Pontoon boats are light, so it is essential to maintain the correct weight balance. 

Docking in rough seas and stormy weather can also be dangerous. If the waters are rough and threatening to go ashore and dock, you should safely anchor where you are.

All passengers should be aware that cruising on a boat requires order and rules. Teach your passengers the rules on board and tell them that they must all maintain the correct weight balance. 

Do not allow them all to be in the same specific part of the boat at the same time that they are crushed on parts of the deck from which they can easily fall into the water. 

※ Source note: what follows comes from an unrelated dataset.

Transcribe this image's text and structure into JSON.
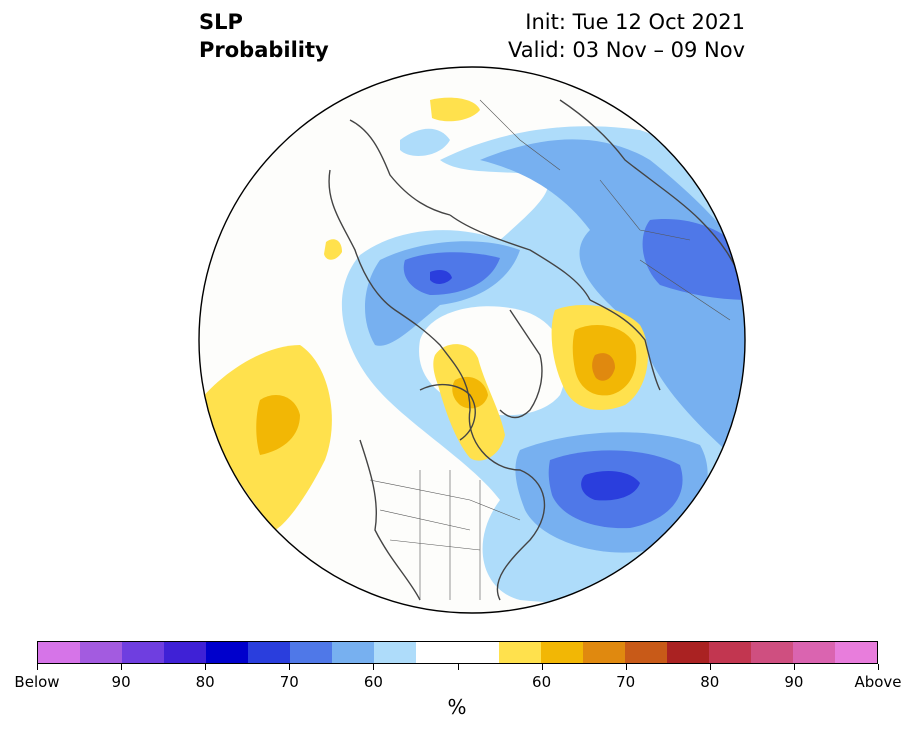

Overloading a pontoon boat means destroying the balance of the watercraft, but it also means that you put unsafe pressure on the pontoon boat frame.

Conclusion

Boats like any other vehicle are prone to all kinds of issues, both cosmetic and mechanical. The most common problems with pontoon boats are caused by inadequate care for your boat.

Being proactive is the best way to solve the problem before it arises. Make sure that your boat is in perfect working condition every time you go for a ride. Doing this will reduce your problems significantly.

One thought on “10 Most Common Problems With Pontoon Boats – Avoid Them

  1. Goran, What a wonderful and informative blog on Pontoon Boats. I am on my second used Bennington with a 60 horse Yamaha. Susie and I are in our sunshine years and do not need speed. We love cruising Seneca Lake with friends, To get to the point, our aging pontoon is in need of some face-lifting where seat seams are starting to part. I would appreciate any comments you might have on repairs and replacement parts.